EL CORONEL SIEMPRE TENDRÁ QUIEN LE ESCRIBA, Juan Manuel Roca

El coronel siempretendrá quien le escriba
Juan Manuel Roca

Raras veces en el país aparecen escritores como Gabriel García Márquez, de tan clara coherencia entre lafidelidad a una vocación y la grandeza de una obra. Nunca fue un hombre postergado; desde que sintió su pasión por la literatura y el periodismo se volcó en ellos sin cuartel, en las duras y las maduras, e hizo migrar sus lenguajes de un género a otro. Su futuro de escritor siempre fue un hoy, una suma de futuros ya cumplidos. Porque una y otra vez empezaba de cero frente al papel en blanco.
Son inmensos sus logros. En relación al país no es poca cosa: lo puso como nadie en el mapa de la literatura universal. Su legado a los escritores resulta inobjetable: la constancia como divisa, la obsesión como guía, el riesgo asumido.
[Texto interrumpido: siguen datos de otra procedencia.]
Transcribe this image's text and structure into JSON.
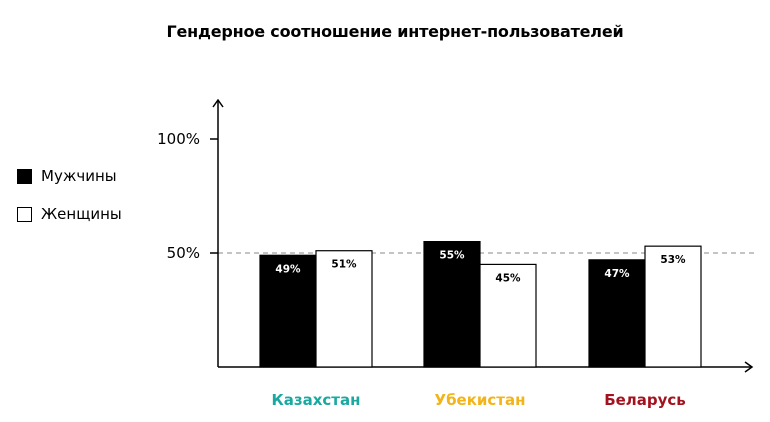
{
  "chart_data": {
    "type": "bar",
    "title": "Гендерное соотношение интернет-пользователей",
    "categories": [
      "Казахстан",
      "Убекистан",
      "Беларусь"
    ],
    "category_colors": [
      "#1aa8a0",
      "#f2b418",
      "#a3131f"
    ],
    "series": [
      {
        "name": "Мужчины",
        "values": [
          49,
          55,
          47
        ],
        "labels": [
          "49%",
          "55%",
          "47%"
        ],
        "fill": "#000000"
      },
      {
        "name": "Женщины",
        "values": [
          51,
          45,
          53
        ],
        "labels": [
          "51%",
          "45%",
          "53%"
        ],
        "fill": "#ffffff"
      }
    ],
    "y_ticks": [
      {
        "value": 50,
        "label": "50%"
      },
      {
        "value": 100,
        "label": "100%"
      }
    ],
    "reference_line": 50,
    "ylim": [
      0,
      100
    ],
    "grid": false,
    "legend_position": "left"
  }
}
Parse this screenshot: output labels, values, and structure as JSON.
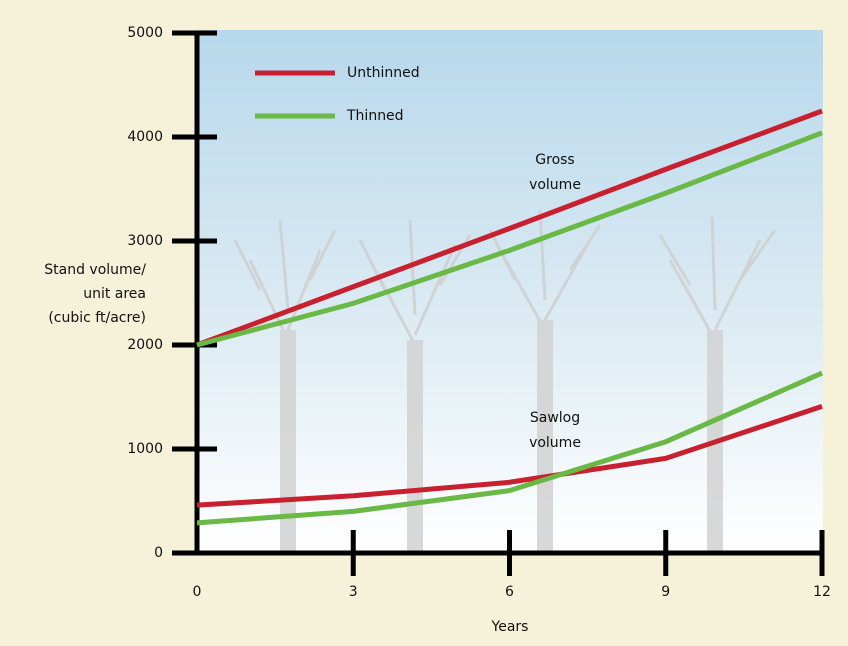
{
  "chart_data": {
    "type": "line",
    "x": [
      0,
      3,
      6,
      9,
      12
    ],
    "xlim": [
      0,
      12
    ],
    "xticks": [
      0,
      3,
      6,
      9,
      12
    ],
    "xlabel": "Years",
    "ylim": [
      0,
      5000
    ],
    "yticks": [
      0,
      1000,
      2000,
      3000,
      4000,
      5000
    ],
    "ylabel": [
      "Stand volume/",
      "unit area",
      "(cubic ft/acre)"
    ],
    "series": [
      {
        "name": "Unthinned",
        "color": "#c8202f",
        "values": [
          2000,
          2560,
          3120,
          3690,
          4250
        ],
        "sawlog_values": [
          460,
          550,
          680,
          910,
          1410
        ]
      },
      {
        "name": "Thinned",
        "color": "#6ab845",
        "values": [
          2000,
          2400,
          2910,
          3460,
          4040
        ],
        "sawlog_values": [
          290,
          400,
          600,
          1070,
          1730
        ]
      }
    ],
    "annotations": [
      {
        "lines": [
          "Gross",
          "volume"
        ]
      },
      {
        "lines": [
          "Sawlog",
          "volume"
        ]
      }
    ]
  }
}
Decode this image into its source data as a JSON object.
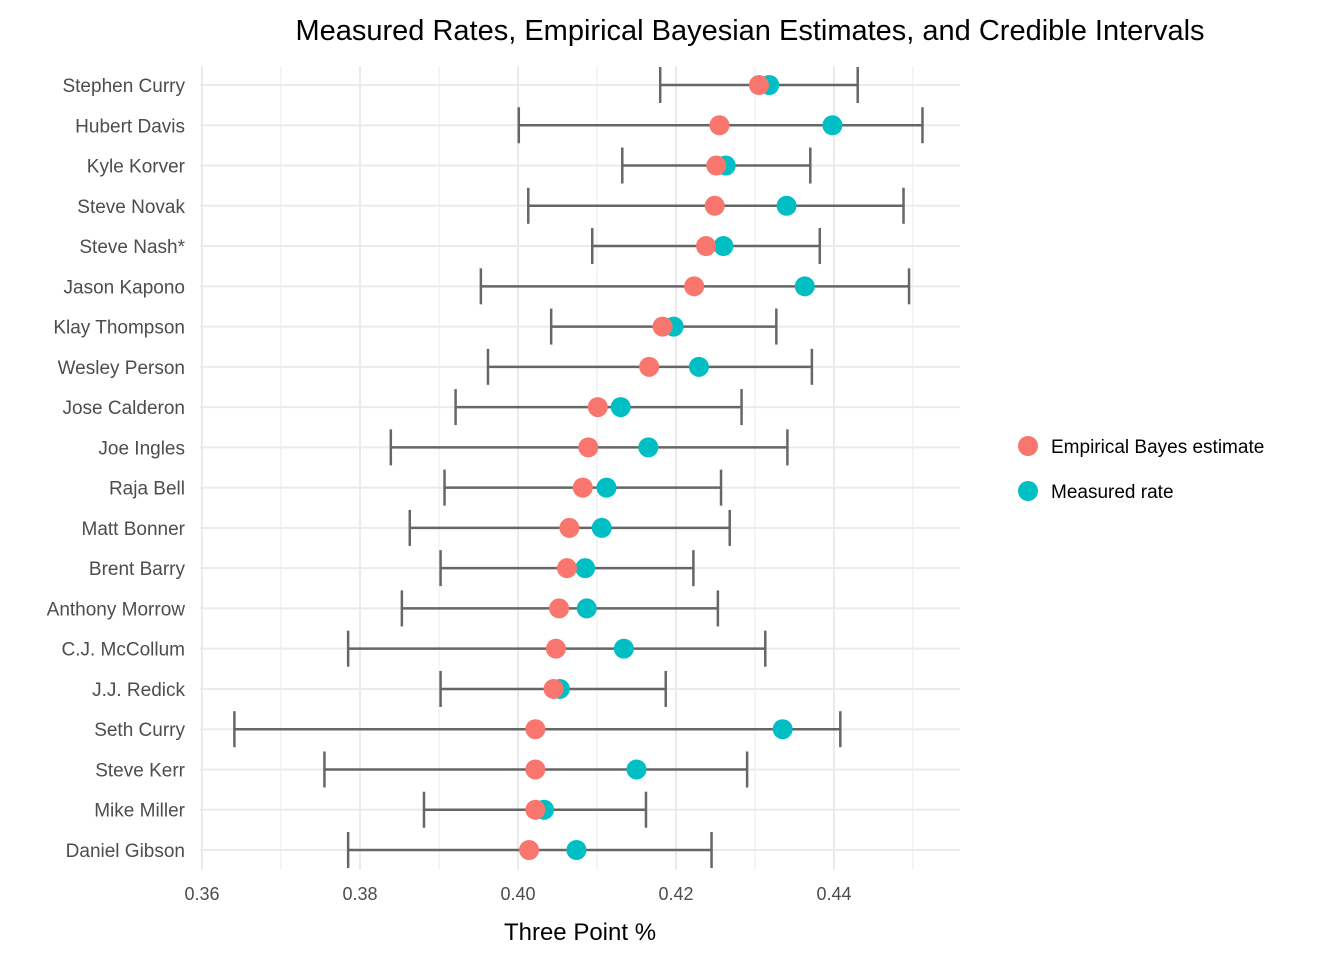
{
  "chart_data": {
    "type": "scatter",
    "title": "Measured Rates, Empirical Bayesian Estimates, and Credible Intervals",
    "xlabel": "Three Point %",
    "ylabel": "",
    "xlim": [
      0.36,
      0.456
    ],
    "x_ticks": [
      0.36,
      0.38,
      0.4,
      0.42,
      0.44
    ],
    "x_tick_labels": [
      "0.36",
      "0.38",
      "0.40",
      "0.42",
      "0.44"
    ],
    "grid": true,
    "legend_position": "right",
    "players": [
      {
        "name": "Stephen Curry",
        "eb": 0.4305,
        "measured": 0.4318,
        "low": 0.418,
        "high": 0.443
      },
      {
        "name": "Hubert Davis",
        "eb": 0.4255,
        "measured": 0.4398,
        "low": 0.4001,
        "high": 0.4512
      },
      {
        "name": "Kyle Korver",
        "eb": 0.4251,
        "measured": 0.4263,
        "low": 0.4132,
        "high": 0.437
      },
      {
        "name": "Steve Novak",
        "eb": 0.4249,
        "measured": 0.434,
        "low": 0.4013,
        "high": 0.4488
      },
      {
        "name": "Steve Nash*",
        "eb": 0.4238,
        "measured": 0.426,
        "low": 0.4094,
        "high": 0.4382
      },
      {
        "name": "Jason Kapono",
        "eb": 0.4223,
        "measured": 0.4363,
        "low": 0.3953,
        "high": 0.4495
      },
      {
        "name": "Klay Thompson",
        "eb": 0.4183,
        "measured": 0.4197,
        "low": 0.4042,
        "high": 0.4327
      },
      {
        "name": "Wesley Person",
        "eb": 0.4166,
        "measured": 0.4229,
        "low": 0.3962,
        "high": 0.4372
      },
      {
        "name": "Jose Calderon",
        "eb": 0.4101,
        "measured": 0.413,
        "low": 0.3921,
        "high": 0.4283
      },
      {
        "name": "Joe Ingles",
        "eb": 0.4089,
        "measured": 0.4165,
        "low": 0.3839,
        "high": 0.4341
      },
      {
        "name": "Raja Bell",
        "eb": 0.4082,
        "measured": 0.4112,
        "low": 0.3907,
        "high": 0.4257
      },
      {
        "name": "Matt Bonner",
        "eb": 0.4065,
        "measured": 0.4106,
        "low": 0.3863,
        "high": 0.4268
      },
      {
        "name": "Brent Barry",
        "eb": 0.4062,
        "measured": 0.4085,
        "low": 0.3902,
        "high": 0.4222
      },
      {
        "name": "Anthony Morrow",
        "eb": 0.4052,
        "measured": 0.4087,
        "low": 0.3853,
        "high": 0.4253
      },
      {
        "name": "C.J. McCollum",
        "eb": 0.4048,
        "measured": 0.4134,
        "low": 0.3785,
        "high": 0.4313
      },
      {
        "name": "J.J. Redick",
        "eb": 0.4045,
        "measured": 0.4053,
        "low": 0.3902,
        "high": 0.4187
      },
      {
        "name": "Seth Curry",
        "eb": 0.4022,
        "measured": 0.4335,
        "low": 0.3641,
        "high": 0.4408
      },
      {
        "name": "Steve Kerr",
        "eb": 0.4022,
        "measured": 0.415,
        "low": 0.3755,
        "high": 0.429
      },
      {
        "name": "Mike Miller",
        "eb": 0.4022,
        "measured": 0.4033,
        "low": 0.3881,
        "high": 0.4162
      },
      {
        "name": "Daniel Gibson",
        "eb": 0.4014,
        "measured": 0.4074,
        "low": 0.3785,
        "high": 0.4245
      }
    ],
    "legend": [
      {
        "label": "Empirical Bayes estimate",
        "color": "#f8766d"
      },
      {
        "label": "Measured rate",
        "color": "#00bfc4"
      }
    ],
    "errorbar_color": "#666666"
  }
}
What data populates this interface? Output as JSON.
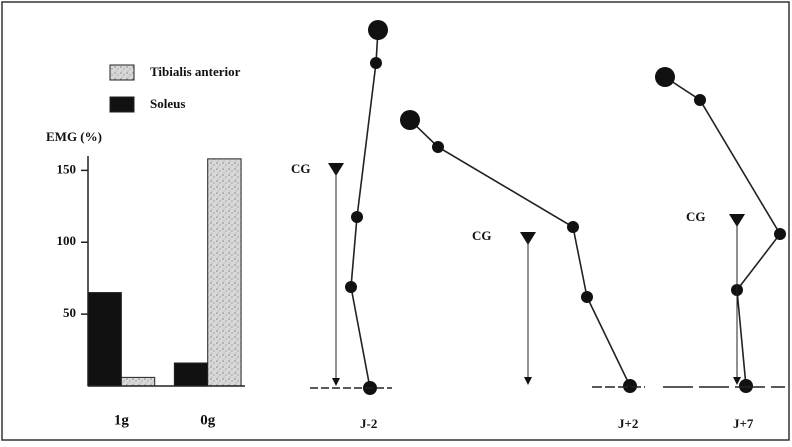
{
  "chart_data": {
    "type": "bar",
    "y_label": "EMG (%)",
    "categories": [
      "1g",
      "0g"
    ],
    "series": [
      {
        "name": "Soleus",
        "color": "#111111",
        "values": [
          65,
          16
        ]
      },
      {
        "name": "Tibialis anterior",
        "color": "speckle",
        "values": [
          6,
          158
        ]
      }
    ],
    "ylim": [
      0,
      160
    ],
    "yticks": [
      50,
      100,
      150
    ]
  },
  "postures": [
    {
      "label": "J-2",
      "marker": "CG"
    },
    {
      "label": "J+2",
      "marker": "CG"
    },
    {
      "label": "J+7",
      "marker": "CG"
    }
  ]
}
Para mí su mayor conquista pertenece a una verdad reiterada: su ennoblecimiento de la cotidianidad por vías de la poesía, su traducción en imágenes de un país que no han dejado ser, su destreza para crear atmósferas desde el cuento, la novela, las crónicas y reportajes y para reinventar con bríos algo ya inventado, el realismo mágico.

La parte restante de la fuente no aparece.